Make it easy for your prospects to find solutions by creating scannable content. Be sure to:
- Use sections and subheadings. Small chunks of text allow readers to easily find what they’re looking for. Large blocks of text are burdensome and flat-out hard to mentally process.
- Utilize white space. Space between and around sections of copy help your audience focus and avoid sensory overload.
- Keep text direct and succinct. Shorter paragraphs and sentences are easier to digest. A reader’s eyes can move quickly and naturally from one section to the next. Long, complicated paragraphs can be intimidating.
- Make lists. Bullet points and numbered lists pack a punch. You can deliver a lot of information simply—in an uncluttered way.
- Write how people speak. Compose copy that reflects how your prospects speak—not industry insiders.
- Use bold text. Bold text can highlight important terms and resources.
3. You’re Telling Instead of Showing
Breaking up copy with white space is important, and so is breaking up copy with visuals (including video). Visuals have potential to capture your audience’s attention more effectively than words do. They’re powerful tools for amplifying the message of your copy by showing, not telling.
4. You’re Sharing the Same Old Story in the Same Old Way
Unconscious mimicry abounds. Every industry has communications conventions. So be aware what the conventions currently are in the financial services space—so you can avoid them. Using the same stock photos, colors, type and sidekicks as your competitors simply washes out your differentiating factor—which brand awareness depends on.
If everyone is leaning right, maybe your firm ought to lean left. And at the very least, if your firm decides to lean right, make sure your choice is rooted in your positioning and overall strategy.
5. You’re Treating Social Media Like an Afterthought
Your social media channels should pull their weight. They’re powerful marketing tools that reinforce your positioning and further develop a visually identifiable brand. Diminishing their value is a grave mistake.
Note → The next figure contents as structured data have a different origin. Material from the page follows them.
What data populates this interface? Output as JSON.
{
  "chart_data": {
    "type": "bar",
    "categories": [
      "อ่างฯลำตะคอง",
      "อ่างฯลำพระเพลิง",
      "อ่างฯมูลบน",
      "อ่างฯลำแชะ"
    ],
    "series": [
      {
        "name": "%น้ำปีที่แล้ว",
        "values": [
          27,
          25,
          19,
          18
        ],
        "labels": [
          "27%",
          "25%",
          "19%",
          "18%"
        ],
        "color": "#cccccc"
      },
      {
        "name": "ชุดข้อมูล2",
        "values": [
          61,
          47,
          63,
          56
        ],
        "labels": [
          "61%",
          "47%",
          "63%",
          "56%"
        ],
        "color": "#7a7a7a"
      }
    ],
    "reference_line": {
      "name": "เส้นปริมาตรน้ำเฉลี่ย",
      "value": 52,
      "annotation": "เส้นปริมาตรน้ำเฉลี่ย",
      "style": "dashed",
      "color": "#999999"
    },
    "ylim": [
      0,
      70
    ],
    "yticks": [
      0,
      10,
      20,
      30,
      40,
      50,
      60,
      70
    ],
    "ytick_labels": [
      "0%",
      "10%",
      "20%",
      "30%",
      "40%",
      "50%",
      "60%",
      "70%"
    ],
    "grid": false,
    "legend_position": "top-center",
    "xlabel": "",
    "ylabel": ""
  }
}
Invest in social media just as you do in your website. Use Twitter to communicate firm news and answer questions, and leverage Instagram to humanize your brand with candid photos. LinkedIn is an ideal channel for educating prospects with links to relevant articles on your site. And consider experimenting with Clubhouse—you may find it an ideal platform to build real-time relationships with future customers.
Use social media skillfully. Your digitally savvy generation Y and Z audiences expect to be able to engage with you on social, potentially via several channels. This is today’s version of your prospects calling. And your firm should answer.
Communications by Financial Services Experts Should Be Simple
The future of financial services firms depends in part on their marketing professionals’ ability to communicate effectively. Sometimes experts inadvertently communicate in a way that’s overly complicated or ineffective. It’s your job to nip that in the bud.
Because if your audience feels like they need help translating your firm’s messages, they’ll opt out.
Keep conversation simple, clean and focused. And most importantly, make sure conversation with your audience is flowing from a place of solid positioning.